Don’t discard those woollens yet
With the days getting warmer, you may feel tempted to put the woollens away. Not just yet, warn health experts, as winter is still not on its way out. Rhythma Kaul reports.health and fitness Updated: Jan 14, 2013 02:01 IST
With the days getting warmer, you may feel tempted to put the woollens away. Not just yet, warn health experts, as winter is still not on its way out.
As cold, sickness and children go hand in hand, and with schools reopening from Monday, doctors have especially advised parents to ensure the their kids are properly clad before stepping out of the house whatever time of the day.
Pediatricians have been getting cases of children with runny nose, moderate to high fever and chest congestion. All these are symptoms of viral respiratory tract infection that is quite common in this weather.
“The number will only go up after schools reopen as transmission from one to another is high. There are 30-40 children in a class or in a school bus and a single child harbouring infection can infect others,” said Dr Nitin Verma, senior consultant, department of paediatrics, Max Healthcare.
Doctors say that parents need to understand that if a child is showing symptoms of viral infection, they should not rush him/her to school.
“Missing a test will not harm the child much, but making your sick child pop a paracetamol and sending her to school would put other children at the risk of getting infected,” said Dr Verma.
The most important preventive measure that parents can take to avoid children falling sick is to ensure they are properly clad, by which doctors mean not piling on layers but just enough for the child to not catch cold.
“The child should not sweat, as sweating is what will make the child catch cold because it means the temperature within is fluctuating. Dressing for a child is a dynamic process and you have to keep adding and decreasing layers as per the variation in temperature,” said Dr Deepak Sikriwal, consultant, department of paediatrics, Fortis La Femme.
“It is anyway too early to say that winter has gone as there will be second and third wave of cold and the child can catch a chill if she is under clad,” added Dr Sikriwal.
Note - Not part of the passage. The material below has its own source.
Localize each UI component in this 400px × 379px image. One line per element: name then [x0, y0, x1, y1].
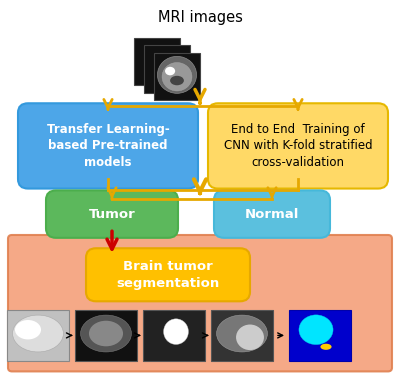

No matter how severe the symptoms, doctors say they do not advise use of antibiotics among children. “Kids should not be randomly prescribed antibiotics. Most children recover without any treatment,” said Dr Verma.
However, a few things that parents can do to make the recovery smooth for the child, such as complete bed rest, make him/her consume lots of warm fluids such as soups, herbal teas, lemonade in lukewarm water and paracetamol, in case of fever.
“The child may not feel like eating when sick as the infection kills the appetite, in that case parents should ensure the child is given high protein diet,” added Dr Sikriwal.
What is hypothermia?
When exposed to cold temperatures, your body begins to lose heat faster than it can be produced. The result is hypothermia, or abnormally low body temperature. Body temperature that is too low affects the brain, making the victim unable to think clearly or move well.
Which sections of the population are most at risk for hypothermia?
Elderly people with inadequate food, clothing or heating; adults under the influence of alcohol; mentally ill individuals; people who remain outdoors for long periods.
What are the warning signs for hypothermia?
Shivering/exhaustion; confusion/fumbling hands; memory loss/slurred speech and drowsiness.
Take the person’s temperature. If it is below 95°F (35°C), the situation is an emergency — get medical attention immediately.